Orkan "Friederike" Eine halbe Milliarde Euro Schäden

Stand: 19.01.2018 17:00 Uhr

Nach "Friederike" hat sich die Lage weitgehend normalisiert, in vielen Wäldern besteht aber Lebensgefahr. Die Versicherer gehen von rund 500 Millionen Euro Schäden aus. Acht Menschen verloren ihr Leben.
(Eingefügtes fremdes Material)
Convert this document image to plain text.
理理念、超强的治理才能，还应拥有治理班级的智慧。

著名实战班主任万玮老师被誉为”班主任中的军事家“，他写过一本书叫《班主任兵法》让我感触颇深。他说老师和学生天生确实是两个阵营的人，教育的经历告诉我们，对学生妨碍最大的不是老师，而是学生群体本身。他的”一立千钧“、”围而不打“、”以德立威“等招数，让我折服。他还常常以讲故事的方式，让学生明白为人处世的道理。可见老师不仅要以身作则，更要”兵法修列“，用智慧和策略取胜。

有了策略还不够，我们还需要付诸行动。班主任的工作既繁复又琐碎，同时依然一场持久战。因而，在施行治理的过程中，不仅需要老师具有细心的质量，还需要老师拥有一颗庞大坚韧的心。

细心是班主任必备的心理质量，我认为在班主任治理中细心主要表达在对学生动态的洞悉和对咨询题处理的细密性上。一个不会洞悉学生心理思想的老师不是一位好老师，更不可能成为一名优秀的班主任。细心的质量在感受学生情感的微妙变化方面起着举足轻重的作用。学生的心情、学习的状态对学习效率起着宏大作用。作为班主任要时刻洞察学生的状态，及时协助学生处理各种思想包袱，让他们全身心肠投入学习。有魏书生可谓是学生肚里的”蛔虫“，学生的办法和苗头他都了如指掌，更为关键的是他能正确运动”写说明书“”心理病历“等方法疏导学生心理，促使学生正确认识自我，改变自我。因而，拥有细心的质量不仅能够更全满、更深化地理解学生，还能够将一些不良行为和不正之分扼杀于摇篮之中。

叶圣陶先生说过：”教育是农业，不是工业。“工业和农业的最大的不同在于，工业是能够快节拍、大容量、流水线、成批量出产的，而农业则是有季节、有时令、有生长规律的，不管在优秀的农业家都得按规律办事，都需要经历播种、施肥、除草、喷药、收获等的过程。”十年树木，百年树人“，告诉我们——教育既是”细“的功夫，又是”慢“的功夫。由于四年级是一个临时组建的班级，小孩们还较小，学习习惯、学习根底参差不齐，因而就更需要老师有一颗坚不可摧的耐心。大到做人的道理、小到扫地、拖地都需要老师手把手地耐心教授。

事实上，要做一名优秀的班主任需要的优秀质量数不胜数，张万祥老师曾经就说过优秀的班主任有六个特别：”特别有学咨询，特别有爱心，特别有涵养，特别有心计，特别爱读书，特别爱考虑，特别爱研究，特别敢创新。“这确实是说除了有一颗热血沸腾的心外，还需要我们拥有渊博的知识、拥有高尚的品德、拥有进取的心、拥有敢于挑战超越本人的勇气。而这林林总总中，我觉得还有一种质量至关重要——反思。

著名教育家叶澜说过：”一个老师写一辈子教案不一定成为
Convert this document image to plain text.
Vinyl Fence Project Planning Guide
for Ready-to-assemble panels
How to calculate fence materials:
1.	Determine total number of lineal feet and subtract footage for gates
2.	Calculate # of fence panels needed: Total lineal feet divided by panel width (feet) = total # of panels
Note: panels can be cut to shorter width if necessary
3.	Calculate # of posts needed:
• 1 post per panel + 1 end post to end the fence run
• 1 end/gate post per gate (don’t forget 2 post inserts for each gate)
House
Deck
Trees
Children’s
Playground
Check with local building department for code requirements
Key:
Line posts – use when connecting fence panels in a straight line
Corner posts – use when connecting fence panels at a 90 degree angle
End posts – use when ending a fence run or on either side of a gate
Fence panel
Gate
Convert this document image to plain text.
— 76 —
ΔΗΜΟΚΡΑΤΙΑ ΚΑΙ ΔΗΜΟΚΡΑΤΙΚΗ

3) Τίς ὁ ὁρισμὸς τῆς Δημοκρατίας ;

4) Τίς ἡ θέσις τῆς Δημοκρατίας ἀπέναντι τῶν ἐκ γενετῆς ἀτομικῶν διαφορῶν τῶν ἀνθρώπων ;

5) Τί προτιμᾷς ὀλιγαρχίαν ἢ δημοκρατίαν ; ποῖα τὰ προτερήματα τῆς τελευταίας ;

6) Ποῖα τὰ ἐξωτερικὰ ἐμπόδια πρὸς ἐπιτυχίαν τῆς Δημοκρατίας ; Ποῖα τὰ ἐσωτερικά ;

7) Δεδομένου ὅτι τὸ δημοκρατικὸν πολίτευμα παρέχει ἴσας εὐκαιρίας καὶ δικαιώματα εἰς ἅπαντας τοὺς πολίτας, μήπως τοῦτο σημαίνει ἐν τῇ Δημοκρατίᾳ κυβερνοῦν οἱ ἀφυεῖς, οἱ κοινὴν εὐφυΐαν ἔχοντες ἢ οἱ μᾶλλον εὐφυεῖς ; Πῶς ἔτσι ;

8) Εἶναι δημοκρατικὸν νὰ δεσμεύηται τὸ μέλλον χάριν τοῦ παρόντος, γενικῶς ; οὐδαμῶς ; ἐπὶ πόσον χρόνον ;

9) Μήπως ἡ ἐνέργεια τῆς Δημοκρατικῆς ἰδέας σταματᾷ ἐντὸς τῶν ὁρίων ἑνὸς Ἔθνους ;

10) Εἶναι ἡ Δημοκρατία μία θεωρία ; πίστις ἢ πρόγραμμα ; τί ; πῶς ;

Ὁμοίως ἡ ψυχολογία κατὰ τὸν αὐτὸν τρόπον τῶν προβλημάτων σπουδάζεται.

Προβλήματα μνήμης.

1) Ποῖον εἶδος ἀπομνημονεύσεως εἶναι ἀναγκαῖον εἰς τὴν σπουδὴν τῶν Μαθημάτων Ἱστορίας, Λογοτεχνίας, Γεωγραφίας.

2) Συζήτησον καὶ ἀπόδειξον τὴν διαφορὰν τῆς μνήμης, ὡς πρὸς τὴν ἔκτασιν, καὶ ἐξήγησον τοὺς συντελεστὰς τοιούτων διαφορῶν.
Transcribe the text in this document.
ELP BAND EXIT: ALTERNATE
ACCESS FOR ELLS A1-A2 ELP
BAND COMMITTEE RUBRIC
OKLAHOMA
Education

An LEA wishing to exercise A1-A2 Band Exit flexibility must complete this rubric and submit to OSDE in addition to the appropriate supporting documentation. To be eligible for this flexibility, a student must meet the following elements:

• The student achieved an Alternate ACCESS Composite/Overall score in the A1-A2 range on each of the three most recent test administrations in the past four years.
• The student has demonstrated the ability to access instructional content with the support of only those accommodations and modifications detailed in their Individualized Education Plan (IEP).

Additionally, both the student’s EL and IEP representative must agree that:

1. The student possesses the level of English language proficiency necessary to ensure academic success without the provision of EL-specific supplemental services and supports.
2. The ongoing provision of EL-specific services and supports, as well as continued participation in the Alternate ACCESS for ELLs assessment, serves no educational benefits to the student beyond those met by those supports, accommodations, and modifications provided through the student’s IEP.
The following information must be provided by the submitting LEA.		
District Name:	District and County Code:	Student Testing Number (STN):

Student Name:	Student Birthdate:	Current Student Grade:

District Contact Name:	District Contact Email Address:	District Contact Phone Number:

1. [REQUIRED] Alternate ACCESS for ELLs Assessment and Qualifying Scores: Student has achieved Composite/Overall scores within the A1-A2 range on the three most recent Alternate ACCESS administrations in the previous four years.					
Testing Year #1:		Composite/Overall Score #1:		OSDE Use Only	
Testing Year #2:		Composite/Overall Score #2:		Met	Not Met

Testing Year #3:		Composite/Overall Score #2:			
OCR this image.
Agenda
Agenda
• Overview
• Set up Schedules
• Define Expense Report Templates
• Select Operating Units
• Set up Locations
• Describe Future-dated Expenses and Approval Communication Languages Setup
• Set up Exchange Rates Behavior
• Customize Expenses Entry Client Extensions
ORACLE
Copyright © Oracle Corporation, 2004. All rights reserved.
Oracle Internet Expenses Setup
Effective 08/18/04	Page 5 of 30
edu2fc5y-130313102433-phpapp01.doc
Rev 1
"Friederike" gilt als der schwerste Sturm in Deutschland seit "Kyrill", der auf den Tag genau elf Jahre zuvor über das Land hinweggefegt ist. In Nordrhein-Westfalen, Thüringen, Sachsen-Anhalt, Mecklenburg-Vorpommern und Brandenburg starben mindestens acht Menschen, darunter zwei Feuerwehrleute.

Nach ersten Schätzungen der Versicherer hat der Orkan Schäden von rund 500 Millionen Euro verursacht. Der Gesamtverband der Deutschen Versicherungswirtschaft (GDV) will in den kommenden Tagen eine genaue Schadenssumme nennen. Mit den geschätzten Schäden von gut einer halben Milliarde Euro liegt "Friederike" aber noch deutlich unter "Kyrill", der 2007 mehr als zwei Milliarden Euro Schäden hinterließ. Die Stürme "Lothar" von 1999 und "Jeanett" von 2002 hatten 800 Millionen beziehungsweise 760 Millionen Euro Schäden verursacht.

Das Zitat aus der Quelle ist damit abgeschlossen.